Last reviewed: April 16, 2026 · By Dr. Ekta Gupta · Evidence tier labels apply on every claim (see our editorial policy)
Upakarma is a direct-to-consumer shilajit brand that has built strong visibility on Amazon India and its own website. It's positioned as "100% pure Himalayan shilajit" resin at approachable pricing.
This article compares Upakarma Ayurveda Shilajit Resin against Yeti Life Shilajit Resin side-by-side on form, published specifications, lab transparency. Pricing — using only publicly available information.

Upakarma Shilajit — Product Overview
Upakarma Ayurveda sells shilajit as resin, typically in 15g and 20g jars. The brand markets it as pure Himalayan shilajit, mentioning lab testing and traditional purification.
Typical pricing ranges from about ₹700-1,600 for 20g depending on the listing. This works out to roughly ₹40-80 per gram.
What Upakarma publicly discloses: form (resin), pack size, Himalayan sourcing claim, some lab testing references. What we could not find publicly disclosed as of publication: a specific fulvic acid percentage on a per-batch basis, a named third-party testing lab (such as Eurofins or SGS).
Downloadable per-batch COAs at the depth Yeti Life publishes.
Yeti Life Shilajit Resin — Product Overview
Single-ingredient pure Himalayan shilajit resin. 76.12% fulvic acid via Eurofins testing. Sourced from 16,000+ ft.
Packs: 15g, 20g, 30g at about ₹2,500-6,000.
Full batch COA archive at /pages/lab-results.
Form — Both Are Resin
This is a direct resin-vs-resin comparison, which removes the format variable. Both brands offer shilajit in its traditional concentrated paste form.
Usage is identical: dissolve a pea-sized amount (about 250-500mg) in warm water or milk, once or twice daily.
Lab Disclosure — The Core Difference
Both brands claim lab testing. Here's where the public disclosure differs:
- Yeti Life: Every batch tested by Eurofins. COAs published per batch at /pages/lab-results. Most recent: 76.12% fulvic acid.
- Upakarma: Marketing language references lab testing and purity. Based on what we could find publicly as of publication, batch-level third-party COAs with specific fulvic acid percentages from a named lab weren't available in a downloadable archive.
This is not a claim that Upakarma is low quality. It's a factual finding about what each brand publishes openly.

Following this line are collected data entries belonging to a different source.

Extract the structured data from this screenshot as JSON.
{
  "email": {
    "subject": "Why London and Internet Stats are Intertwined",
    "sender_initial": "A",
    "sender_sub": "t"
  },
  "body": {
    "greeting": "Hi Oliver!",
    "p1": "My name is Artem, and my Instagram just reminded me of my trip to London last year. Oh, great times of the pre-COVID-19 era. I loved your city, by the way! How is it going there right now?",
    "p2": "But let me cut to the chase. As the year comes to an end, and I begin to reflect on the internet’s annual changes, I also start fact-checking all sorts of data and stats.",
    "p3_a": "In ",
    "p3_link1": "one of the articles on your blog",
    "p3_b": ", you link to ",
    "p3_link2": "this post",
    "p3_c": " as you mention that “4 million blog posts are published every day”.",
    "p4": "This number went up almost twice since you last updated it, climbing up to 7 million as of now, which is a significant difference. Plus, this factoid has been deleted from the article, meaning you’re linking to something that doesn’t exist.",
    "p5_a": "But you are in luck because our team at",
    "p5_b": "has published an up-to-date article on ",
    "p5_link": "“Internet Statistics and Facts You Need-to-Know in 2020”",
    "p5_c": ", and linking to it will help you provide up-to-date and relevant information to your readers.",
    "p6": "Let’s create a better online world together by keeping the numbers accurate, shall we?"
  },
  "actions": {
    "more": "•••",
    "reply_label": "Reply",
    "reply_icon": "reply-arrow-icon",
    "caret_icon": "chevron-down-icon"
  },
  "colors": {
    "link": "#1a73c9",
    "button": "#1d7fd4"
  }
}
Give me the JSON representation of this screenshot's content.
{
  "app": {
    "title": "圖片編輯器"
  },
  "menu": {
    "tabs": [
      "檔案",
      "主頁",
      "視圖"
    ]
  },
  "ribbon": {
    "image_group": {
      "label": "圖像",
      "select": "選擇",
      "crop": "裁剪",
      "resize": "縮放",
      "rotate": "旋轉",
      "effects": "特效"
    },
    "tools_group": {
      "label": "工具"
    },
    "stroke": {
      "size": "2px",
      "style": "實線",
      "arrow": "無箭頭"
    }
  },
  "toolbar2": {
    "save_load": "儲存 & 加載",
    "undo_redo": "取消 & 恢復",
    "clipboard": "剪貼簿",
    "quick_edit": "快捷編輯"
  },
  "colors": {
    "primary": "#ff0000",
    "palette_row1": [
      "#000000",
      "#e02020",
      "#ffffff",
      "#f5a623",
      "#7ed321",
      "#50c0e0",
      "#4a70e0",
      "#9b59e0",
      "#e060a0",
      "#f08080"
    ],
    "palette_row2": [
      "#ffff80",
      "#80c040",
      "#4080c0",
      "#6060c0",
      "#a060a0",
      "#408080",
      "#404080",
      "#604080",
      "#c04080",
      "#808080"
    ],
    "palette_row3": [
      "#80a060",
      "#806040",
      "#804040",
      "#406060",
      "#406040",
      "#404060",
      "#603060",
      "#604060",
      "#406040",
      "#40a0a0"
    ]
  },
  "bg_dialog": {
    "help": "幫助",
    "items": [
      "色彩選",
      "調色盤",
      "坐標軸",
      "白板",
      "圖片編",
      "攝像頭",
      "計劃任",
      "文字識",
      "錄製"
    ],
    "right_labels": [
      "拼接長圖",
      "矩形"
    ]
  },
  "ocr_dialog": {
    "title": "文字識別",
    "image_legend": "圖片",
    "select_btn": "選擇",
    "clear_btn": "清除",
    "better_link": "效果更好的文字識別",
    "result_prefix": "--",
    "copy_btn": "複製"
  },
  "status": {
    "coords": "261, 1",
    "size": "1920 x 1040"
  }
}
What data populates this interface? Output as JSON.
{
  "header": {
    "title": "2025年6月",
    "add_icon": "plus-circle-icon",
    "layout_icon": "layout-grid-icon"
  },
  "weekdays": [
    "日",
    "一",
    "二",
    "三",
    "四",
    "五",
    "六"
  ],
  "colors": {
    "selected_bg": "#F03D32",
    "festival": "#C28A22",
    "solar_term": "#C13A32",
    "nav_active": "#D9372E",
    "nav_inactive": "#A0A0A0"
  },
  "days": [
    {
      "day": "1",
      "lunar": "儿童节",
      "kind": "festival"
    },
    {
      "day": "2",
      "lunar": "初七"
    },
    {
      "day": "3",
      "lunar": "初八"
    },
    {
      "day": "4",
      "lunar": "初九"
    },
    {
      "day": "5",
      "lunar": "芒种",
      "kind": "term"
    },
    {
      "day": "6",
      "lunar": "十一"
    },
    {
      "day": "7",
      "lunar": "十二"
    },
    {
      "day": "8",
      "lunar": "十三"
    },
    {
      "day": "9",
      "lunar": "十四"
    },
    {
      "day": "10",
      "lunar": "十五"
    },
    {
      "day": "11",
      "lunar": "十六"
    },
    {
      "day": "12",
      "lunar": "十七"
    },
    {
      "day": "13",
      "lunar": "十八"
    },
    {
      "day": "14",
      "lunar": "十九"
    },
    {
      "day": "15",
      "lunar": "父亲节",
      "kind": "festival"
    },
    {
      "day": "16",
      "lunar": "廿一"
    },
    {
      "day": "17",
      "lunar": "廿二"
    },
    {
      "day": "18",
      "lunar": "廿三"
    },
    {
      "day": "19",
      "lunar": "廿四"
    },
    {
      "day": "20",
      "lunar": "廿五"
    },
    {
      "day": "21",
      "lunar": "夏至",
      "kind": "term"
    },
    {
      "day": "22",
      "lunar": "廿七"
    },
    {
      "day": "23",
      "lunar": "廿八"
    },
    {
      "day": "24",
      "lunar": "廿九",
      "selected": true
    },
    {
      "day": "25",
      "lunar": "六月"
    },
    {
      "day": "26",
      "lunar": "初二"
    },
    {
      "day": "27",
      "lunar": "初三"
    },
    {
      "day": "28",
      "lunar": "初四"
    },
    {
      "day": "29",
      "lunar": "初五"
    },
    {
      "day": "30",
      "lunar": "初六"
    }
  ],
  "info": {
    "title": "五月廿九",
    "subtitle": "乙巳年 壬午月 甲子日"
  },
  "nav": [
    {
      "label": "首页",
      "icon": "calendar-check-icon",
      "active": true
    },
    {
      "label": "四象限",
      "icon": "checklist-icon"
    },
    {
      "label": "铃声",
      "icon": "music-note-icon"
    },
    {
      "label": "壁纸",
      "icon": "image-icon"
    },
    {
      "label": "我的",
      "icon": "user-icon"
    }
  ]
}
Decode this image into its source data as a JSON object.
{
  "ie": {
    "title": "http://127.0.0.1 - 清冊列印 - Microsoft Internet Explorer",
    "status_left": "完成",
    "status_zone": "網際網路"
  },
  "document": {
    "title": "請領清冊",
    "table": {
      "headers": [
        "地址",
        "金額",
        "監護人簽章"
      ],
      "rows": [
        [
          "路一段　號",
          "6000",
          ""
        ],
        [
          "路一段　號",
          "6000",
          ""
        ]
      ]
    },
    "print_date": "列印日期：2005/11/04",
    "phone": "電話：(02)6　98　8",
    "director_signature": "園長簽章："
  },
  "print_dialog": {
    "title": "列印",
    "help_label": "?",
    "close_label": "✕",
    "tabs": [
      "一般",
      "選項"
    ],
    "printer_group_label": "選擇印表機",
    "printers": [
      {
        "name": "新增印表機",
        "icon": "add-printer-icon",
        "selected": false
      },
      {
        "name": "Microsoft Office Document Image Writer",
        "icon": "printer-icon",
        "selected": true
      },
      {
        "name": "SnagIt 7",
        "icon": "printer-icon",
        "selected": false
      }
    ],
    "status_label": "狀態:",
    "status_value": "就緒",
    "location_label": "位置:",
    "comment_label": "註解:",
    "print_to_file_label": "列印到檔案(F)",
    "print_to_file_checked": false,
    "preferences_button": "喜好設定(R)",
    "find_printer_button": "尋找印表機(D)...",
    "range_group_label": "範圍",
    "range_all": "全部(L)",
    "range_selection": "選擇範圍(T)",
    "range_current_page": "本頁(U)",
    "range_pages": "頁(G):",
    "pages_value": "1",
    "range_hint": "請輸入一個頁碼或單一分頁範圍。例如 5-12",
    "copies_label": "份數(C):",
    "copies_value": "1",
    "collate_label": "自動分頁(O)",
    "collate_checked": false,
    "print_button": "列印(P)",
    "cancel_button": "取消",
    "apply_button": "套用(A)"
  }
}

A brand can perform rigorous internal testing without publicly archiving per-batch COAs.
Price-Per-Gram Analysis
| Factor | Upakarma Shilajit Resin | Yeti Life Shilajit Resin |
|---|---|---|
| Form | Resin | Resin |
| Typical pack | 15g / 20g | 15g / 20g / 30g |
| Price range (20g) | ~₹700-1,600 | ~₹2,500-3,500 |
| Price per gram | ~₹40-80 | ~₹125-175 |
| Fulvic acid disclosed | Not specified publicly | 76.12% (Eurofins) |
| Public batch COAs | Limited detail | Published archive |
What Upakarma Does Well
- Accessible resin pricing: ~₹40-80 per gram is one of the more affordable ways to try resin shilajit.
- Strong Amazon presence: Easy to order, well-reviewed customer ratings, fast delivery.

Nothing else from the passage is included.